Passing over the stone ridge we saw a wonderful panorama. It was the second time I’ve seen it, but it still made a strong impression!

After the Plateau of Demons we descended through the man-made forest of Aman-Kutan to the ancient caravan road connecting Samarkand and Kesh (nowadays Shakhrisabz). Trees have been purposefully planted on the local mountain slopes since the time of Tamerlane. Over the centuries, they have grown into a veritable forest.

While preparing my post two years ago I searched information about this tract and judging by the data I found this tract is more ancient than it was supposed to be. There were trade caravans and military columns long before Tamerlan (XIV-XV centuries).
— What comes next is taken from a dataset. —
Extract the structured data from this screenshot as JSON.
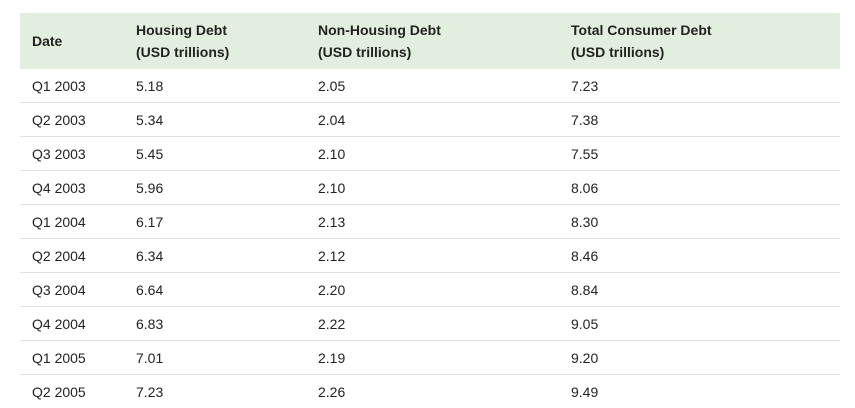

Persian and Greek warriors walked here, and the Mongols also made their mark. The tract continues to exist and to the footprints of horses’ hooves there are tire tracks. At one time, by the order of Tamerlan they started to pave the route with stone – the paved sections are still there!

The descent was easy and not long. And after about an hour we came to the foot of the mountain where the cars were waiting for us.

We arrived in Samarkand and checked into a fairly comfortable hotel.

After resting and freshening up we went to have dinner and walk around the city for a while. If you will be in Samarkand be sure to visit Registan day and night. It is especially beautiful at night!